In February and June of 2021, as well as August 2022, Mr Biden launched attacks there.
US forces entered Syria in 2015, backing allied forces in their fight against the so-called Islamic State group.
The US still maintains the base near Hasakah in northeast Syria where Thursday’s drone strike happened.
There are roughly 900 US troops, and even more contractors, in Syria, including in the north and further south and east.
Since the US drone strike that killed Revolutionary Guard General Qassem Soleimani in 2020, Iran has sought “to make life difficult for US forces stationed east of the Euphrates”, said Hamidreza Azizi, an expert with the German Institute for International and Security Affairs.
“Iran increased its support for local proxies in Deir el-Zour while trying to ally with the tribal forces in the area,” Mr Azizi wrote in a recent analysis.
“Due to the geographical proximity, Iraqi groups also intensified their activities in the border strip with Syria and in the Deir el-Zour province.”

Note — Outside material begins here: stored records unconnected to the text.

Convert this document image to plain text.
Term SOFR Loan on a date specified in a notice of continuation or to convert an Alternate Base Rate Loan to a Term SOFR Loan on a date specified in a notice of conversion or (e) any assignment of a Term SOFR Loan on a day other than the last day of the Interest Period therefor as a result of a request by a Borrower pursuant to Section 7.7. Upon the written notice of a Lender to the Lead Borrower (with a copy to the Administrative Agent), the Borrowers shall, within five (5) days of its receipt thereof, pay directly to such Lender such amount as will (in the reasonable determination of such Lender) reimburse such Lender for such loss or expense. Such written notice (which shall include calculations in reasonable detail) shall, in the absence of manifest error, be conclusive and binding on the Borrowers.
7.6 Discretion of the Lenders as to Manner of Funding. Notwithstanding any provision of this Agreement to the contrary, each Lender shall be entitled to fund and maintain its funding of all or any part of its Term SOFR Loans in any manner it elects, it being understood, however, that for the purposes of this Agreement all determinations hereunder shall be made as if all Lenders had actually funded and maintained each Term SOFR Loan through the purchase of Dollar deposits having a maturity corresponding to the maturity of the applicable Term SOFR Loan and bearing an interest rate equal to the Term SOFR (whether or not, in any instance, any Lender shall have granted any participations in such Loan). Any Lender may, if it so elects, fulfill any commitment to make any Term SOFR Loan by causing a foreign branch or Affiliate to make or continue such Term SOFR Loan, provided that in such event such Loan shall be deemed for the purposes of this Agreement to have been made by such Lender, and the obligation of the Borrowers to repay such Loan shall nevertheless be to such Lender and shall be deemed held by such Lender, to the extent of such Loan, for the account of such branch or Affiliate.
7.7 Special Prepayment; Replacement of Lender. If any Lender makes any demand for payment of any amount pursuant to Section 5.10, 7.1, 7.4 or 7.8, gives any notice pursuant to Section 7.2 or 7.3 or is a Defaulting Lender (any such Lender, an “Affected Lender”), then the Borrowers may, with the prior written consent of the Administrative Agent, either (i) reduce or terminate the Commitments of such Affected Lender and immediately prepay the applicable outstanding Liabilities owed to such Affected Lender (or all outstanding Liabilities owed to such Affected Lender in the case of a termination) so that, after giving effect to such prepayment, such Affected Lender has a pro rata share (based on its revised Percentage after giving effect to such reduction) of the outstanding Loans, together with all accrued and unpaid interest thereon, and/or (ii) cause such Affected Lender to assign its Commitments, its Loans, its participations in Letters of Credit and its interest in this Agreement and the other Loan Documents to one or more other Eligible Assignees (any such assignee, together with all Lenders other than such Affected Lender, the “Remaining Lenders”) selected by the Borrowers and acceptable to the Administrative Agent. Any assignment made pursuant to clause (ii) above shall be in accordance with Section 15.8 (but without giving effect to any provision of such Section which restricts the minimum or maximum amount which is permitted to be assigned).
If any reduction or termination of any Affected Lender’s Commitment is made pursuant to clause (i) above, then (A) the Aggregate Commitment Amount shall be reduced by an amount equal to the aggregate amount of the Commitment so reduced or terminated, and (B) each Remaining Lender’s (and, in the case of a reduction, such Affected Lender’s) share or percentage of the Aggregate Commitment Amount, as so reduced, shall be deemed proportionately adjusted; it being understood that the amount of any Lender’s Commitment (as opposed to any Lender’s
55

The strikes come during the Muslim holy month of Ramadan.
Syria’s war began with the 2011 Arab Spring protests that roiled the wider Middle East and toppled governments in Egypt, Libya, Tunisia and Yemen.
It later morphed into a regional proxy conflict that has seen Russia and Iran back Mr Assad.
The United Nations estimates more than 300,000 civilians have been killed in the war.
Those figures do not include soldiers and insurgents killed in the conflict; their numbers are believed to be in the tens of thousands.